Notre association Défense de la langue française est actuellement sans président. Dans ces circonstances regrettables, je suis donc amenée, en tant que vice-présidente, à vous remettre ce prix Richelieu et je vous prie instamment de pardonner à une modeste ouvrière de notre ruche d’oser vous adresser la parole si librement.
En effet, Éric Zemmour, un examinateur à l’École nationale d’administration, un journaliste d’autant de renom que vous, aurait mérité aujourd’hui le discours d’un académicien. Non seulement je ne suis pas académicien, mais je suis une femme. J’illustre ainsi fort bien votre théorie sur la féminisation de notre société. Aussi vais-je me réfugier derrière les clichés couramment appliqués aux femmes, qui sont les valeurs qui marquent leur supériorité sur les hommes (je vous cite) :
« – la douceur sur la force ;
  – le dialogue sur l’autorité ;
  – la paix sur la guerre ;
  – l’écoute sur l’ordre ;
  – la tolérance sur la violence ;
  – la précaution sur le risque
. »
Vous ne les avez pas niées, vous les avez seulement raillées : je vais donc m’efforcer de les utiliser.
Il n’est point besoin de vous présenter à cette honorable assemblée : vous êtes trop connu, et votre publicité – souvent malheureusement involontaire – a fixé vos articles dans l’esprit de chacun. Quand j’ai


cherché quelque trait bien particulier qui vous caractérise, j’ai appris que vous aimez et respectez beaucoup les femmes de votre famille.

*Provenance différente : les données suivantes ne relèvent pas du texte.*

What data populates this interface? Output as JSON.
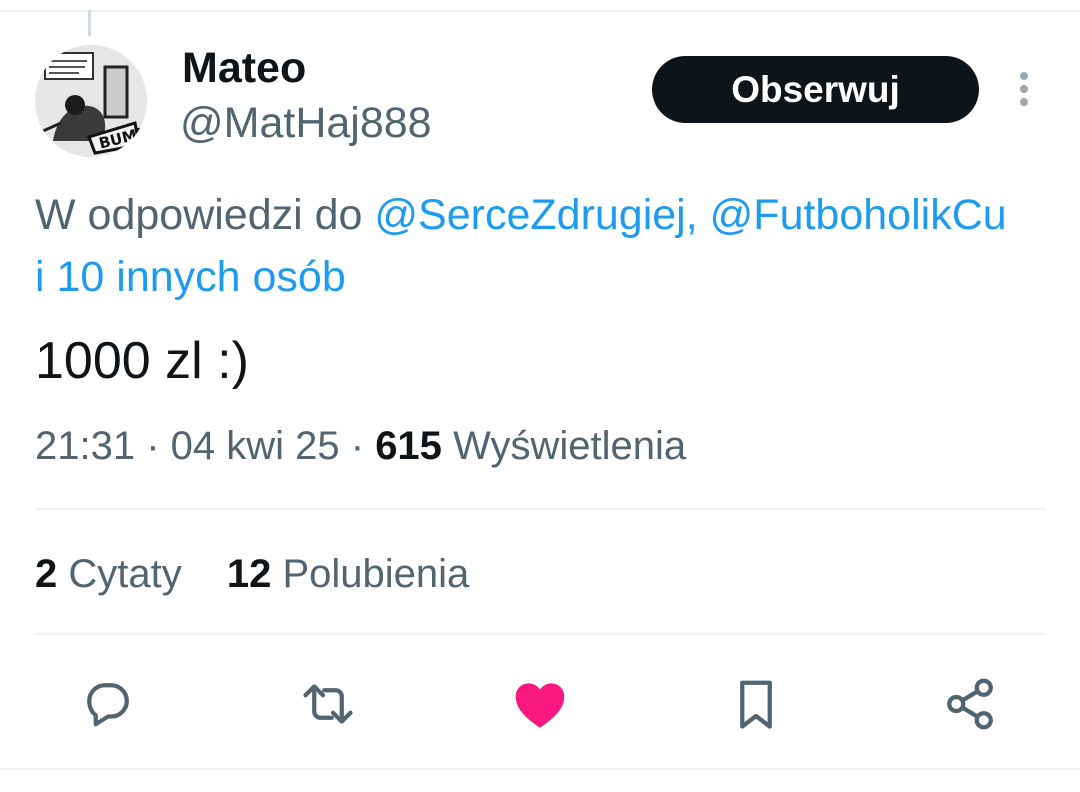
{
  "author": {
    "display_name": "Mateo",
    "handle": "@MatHaj888",
    "avatar_icon": "comic-avatar"
  },
  "follow_label": "Obserwuj",
  "more_icon": "more-vertical-icon",
  "reply_context": {
    "prefix": "W odpowiedzi do ",
    "mention_1": "@SerceZdrugiej",
    "separator": ", ",
    "mention_2": "@FutboholikCu",
    "others": "i 10 innych osób"
  },
  "tweet_text": "1000 zl :)",
  "meta": {
    "time": "21:31",
    "dot": " · ",
    "date": "04 kwi 25",
    "views_count": "615",
    "views_label": "Wyświetlenia"
  },
  "stats": {
    "quotes_count": "2",
    "quotes_label": "Cytaty",
    "likes_count": "12",
    "likes_label": "Polubienia"
  },
  "actions": [
    "reply-icon",
    "retweet-icon",
    "heart-filled-icon",
    "bookmark-icon",
    "share-icon"
  ],
  "colors": {
    "link": "#1d9bf0",
    "secondary_text": "#536471",
    "like_active": "#f91880",
    "follow_button_bg": "#0f1419"
  }
}
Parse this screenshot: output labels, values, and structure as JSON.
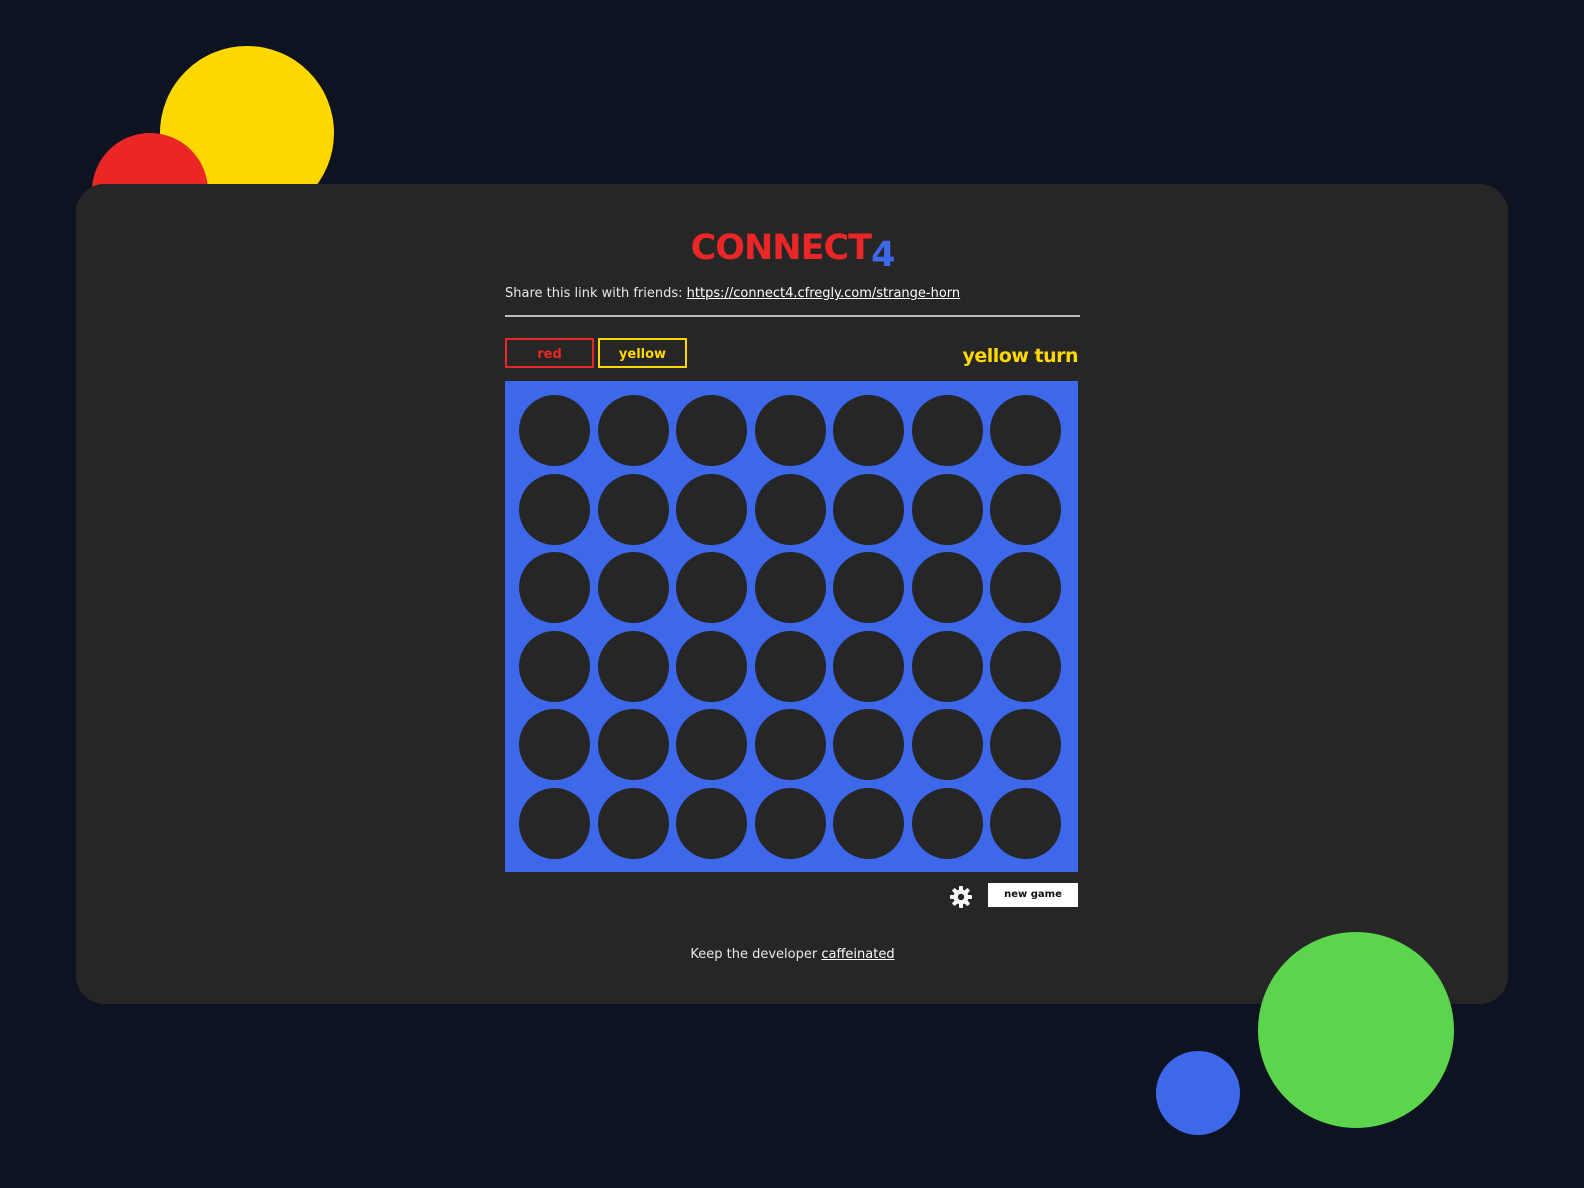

Nous l’aurions deviné. Mais tout n’est pas perdu, car « le style, c’est l’homme », n’est-ce pas ? C’est donc dans votre style qu’il faudra vous découvrir. En effet, si vous êtes ici, c’est bien pour votre talent littéraire de journaliste de la presse écrite, et non pour autre chose. Vous savez que DLF est une association apolitique : le cardinal Mazarin, qu’il convient de citer en ces lieux, n’écrivait-il pas dans son Bréviaire des politiciens : « L’homme heureux est celui qui sait rester à égale distance de tous les partis » ? Il me fallait donc analyser votre talent, car si chacun le ressent, l’apprécie et le savoure, il n’est pas si évident à mettre en lumière. J’ai fait ce travail de khâgneux sur un de vos articles paru le 12 mars dernier dans Le Figaro Magazine, « Les centristes font la loi ». J’y ai tout d’abord constaté que • votre champ lexical était large et que les mots sont toujours choisis avec un grand souci de précision. Chose rare, aucun anglicisme, aucun mot anglais utilisé à vau-l’eau, pour masquer une pauvreté de pensée et une carence de vocabulaire. (Voilà qui va faire plaisir à bon nombre de nos membres qui leur font régulièrement la chasse !)
Mais vous aimez les néologismes, je dirais même, si vous me le permettez, que vous semblez éprouver quelque jouissance à les utiliser : le participe passé « chiraquisé », dans le sens de « se mettant à ressembler à Chirac, agissant comme lui », semble bien innocent, mais pourrait être lourd de sous-entendus.
Le néologisme « pagnolade » m’a ravie : c’est une comédie à la façon de Pagnol, qui conduit à la rigolade.
• l’enchaînement de vos idées est parfaitement logique, donc votre raisonnement est irréfutable. Mais il n’est pas articulé par l’emploi de mots de liaison. Vos phrases sont juxtaposées : c’est au lecteur de les deviner, de les sentir.
• le rythme de votre texte est remarquable : une phrase très courte. Puis une un peu plus longue, puis une vraie période latine. C’est le style d’un orateur. Votre texte se lit à haute voix, il est fait pour être entendu. Et la petite phrase courte du début est celle que l’on entend, que l’on retient et que l’on cite volontiers.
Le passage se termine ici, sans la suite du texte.